Trois systèmes mélodiques
Cela conduit cet auteur à identifier les langues musicales (ou familles linguistiques musicales) aux trois grands systèmes mélodiques qui se partagent les musiques de la planète: la langue monodique modale (s’étendant de l’Asie du Sud à l’Europe médiévale, en passant par l’Asie centrale, l’Asie occidentale et l’Afrique du Nord), la langue monodique pentatonique (propre à l’Asie orientale et l’Afrique subsaharienne, de même que l’Amérique et l’Océanie précoloniales) et la langue polyphonique tonale (propre à l’Europe et l’Amérique depuis le dix-septième siècle puis devenant une part majoritaire des musiques du monde, en conséquence de la colonisation, puis de la globalisation). Ces trois langues se déclinent chacune en des traditions musicales simultanées et des écoles musicales historiques successives. La délimitation des traditions musicales au sein de la même langue mélodique se fait d’abord sur une base culturelle rythmique, liée aux déterminants métriques de la parole chantée et de la gestuelle rituelle et chorégraphique, ensuite, et au sein du même territoire culturel, sur la base d’une double typologie des traditions, celle de la dialectique tradition musicale religieuse versus tradition musicale profane et celle de l’opposition tradition musicale artistique versus tradition musicale populaire.
Paradigmes esthétiques
En fait, la dialectique entre tradition artistique et tradition populaire est d’ordre avant tout esthétique et dépasse le niveau linguistique et grammatical de l’approche précédente. Dans le sillage de Jean During, Nidaa Abou Mrad relie cette dialectique au binôme héritage/création. Tandis que la tradition populaire ou répétitive se contente du paradigme de la réplication artisanale des modèles hérités à l’identique, la tradition artistique (ou haute tradition) opte pour le paradigme du renouvellement par le biais de la réalisation d’une herméneutique des modèles et des règles héritées permettant aux détenteurs de la tradition de se réapproprier ces modèles et ces règles afin de créer du neuf sur la base de ce qui est hérité. À ces deux paradigmes traditionnels artistique créatif versus artisanal réitératif, s’adjoint un troisième paradigme qui rompt avec la transcendance des référentiels traditionnels pour adopter le principe d’immanence. Il s’agit du paradigme moderniste de l’innovation qui se produit en rupture avec les modèles traditionnels hérités.

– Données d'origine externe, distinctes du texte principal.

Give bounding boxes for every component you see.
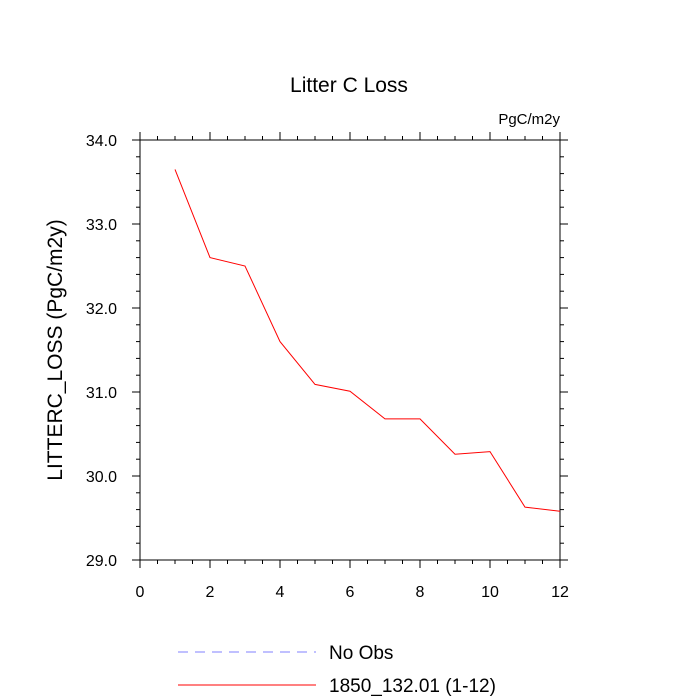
series-line	[174, 169, 561, 512]
y-tick-label: 31.0	[86, 385, 117, 402]
y-tick-label: 32.0	[86, 301, 117, 318]
series-lines	[174, 169, 561, 512]
x-tick-label: 0	[136, 584, 145, 601]
y-axis-label: LITTERC_LOSS (PgC/m2y)	[44, 219, 67, 480]
legend-label: 1850_132.01 (1-12)	[329, 676, 496, 697]
x-tick-label: 2	[206, 584, 215, 601]
y-tick-label: 33.0	[86, 217, 117, 234]
x-tick-label: 4	[276, 584, 285, 601]
x-tick-label: 12	[551, 584, 569, 601]
y-tick-label: 34.0	[86, 133, 117, 150]
units-label: PgC/m2y	[498, 111, 560, 128]
x-tick-label: 8	[416, 584, 425, 601]
plot-frame	[139, 139, 561, 561]
legend-label: No Obs	[329, 643, 393, 664]
y-tick-label: 30.0	[86, 469, 117, 486]
legend: No Obs 1850_132.01 (1-12)	[178, 643, 496, 697]
chart-title: Litter C Loss	[290, 74, 408, 97]
y-tick-label: 29.0	[86, 553, 117, 570]
x-tick-label: 10	[481, 584, 499, 601]
axis-ticks	[132, 132, 568, 568]
axis-tick-labels: 0 2 4 6 8 10 12 29.0 30.0 31.0 32.0 33.0 34.0	[86, 133, 569, 601]
x-tick-label: 6	[346, 584, 355, 601]
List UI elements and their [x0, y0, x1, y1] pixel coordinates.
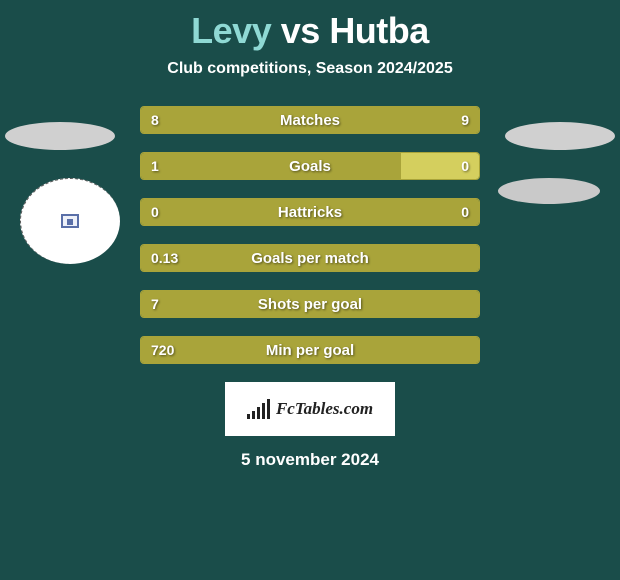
stat-row: 720Min per goal — [140, 336, 480, 364]
stat-label: Goals — [141, 153, 479, 179]
club-badge-placeholder — [20, 178, 120, 264]
logo-bars-icon — [247, 399, 270, 419]
player1-name: Levy — [191, 10, 271, 51]
stat-label: Min per goal — [141, 337, 479, 363]
image-placeholder-icon — [61, 214, 79, 228]
avatar-placeholder-right-mid — [498, 178, 600, 204]
source-logo: FcTables.com — [225, 382, 395, 436]
stat-row: 8Matches9 — [140, 106, 480, 134]
avatar-placeholder-right-top — [505, 122, 615, 150]
vs-text: vs — [281, 10, 320, 51]
stat-label: Shots per goal — [141, 291, 479, 317]
stat-label: Hattricks — [141, 199, 479, 225]
subtitle: Club competitions, Season 2024/2025 — [0, 60, 620, 78]
stat-row: 1Goals0 — [140, 152, 480, 180]
stats-comparison: 8Matches91Goals00Hattricks00.13Goals per… — [140, 106, 480, 364]
stat-label: Goals per match — [141, 245, 479, 271]
page-title: Levy vs Hutba — [0, 0, 620, 52]
stat-value-right: 0 — [451, 153, 479, 179]
logo-text: FcTables.com — [276, 399, 373, 419]
date-label: 5 november 2024 — [0, 450, 620, 470]
player2-name: Hutba — [329, 10, 429, 51]
stat-label: Matches — [141, 107, 479, 133]
stat-value-right: 9 — [451, 107, 479, 133]
stat-row: 7Shots per goal — [140, 290, 480, 318]
avatar-placeholder-left-top — [5, 122, 115, 150]
stat-row: 0.13Goals per match — [140, 244, 480, 272]
stat-row: 0Hattricks0 — [140, 198, 480, 226]
stat-value-right: 0 — [451, 199, 479, 225]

Cette modernité musicale produit au gré de l’histoire musicale européenne un autre type de musique d’art, résolument évolutive, qui s’inscrit dans cette langue mélodique polyphonique tonale qui est dérivée de la langue monodique modale, tout en s’en différenciant radicalement, et ce, précisément en conséquence de l’action du paradigme moderniste. Il convient de noter au passage que la notion de musique savante s’identifie à celle d’une musique d’art dont la théorie est explicitée oralement ou par écrit, selon les musicologues et les ethnomusicologues francophones, comme Jean During et Bernard Lortat-Jacob. Étant donné que la tradition musicale artistique monodique modale du Levant est dotée d’une théorisation écrite de sa grammaire musicale, bien avant la musique d’art européenne, le statut de musique savante s’applique tout aussi bien aux musiques d’art monodiques modales qu’aux musiques d’art polyphoniques tonales.
Créolisation musicale
Pour clore cette approche synchronique, il est nécessaire de définir la notion de créolisation en musique. Or, chacune des langues mélodiques susdécrites possède sa propre grammaire et de ce fait la créolisation musicale s’identifie à un processus de métissage entre dialectes musicaux qui aboutit à la création d’un dialecte créole. Ces créolisations (métissages ou hybridations) musicales, selon Nicolas Royer-Artuso, peuvent être fécondes si les grammaires musicales concernées sont compatibles entre elles, notamment du point de vue du composant mélodique (par exemple entre pentatonisme africain et harmonie tonale européenne donnant lieu au Jazz qui est une musique d’art), tandis qu’elles sont stériles en cas d’incompatibilité grammaticale, auquel cas la créolisation donne lieu à des résultats anecdotiques du type «Hi! Kîfak? Ça va? Ciao!», comme se plaît à le décrire Nidaa Abou Mrad. C’est le cas précisément des tentatives d’imposer à des énoncés musicaux traditionnels monodiques modaux, d’échelles modales zalzaliennes (agençant des intervalles mélodiques de trois quarts de ton et de ton), la grammaire harmonique.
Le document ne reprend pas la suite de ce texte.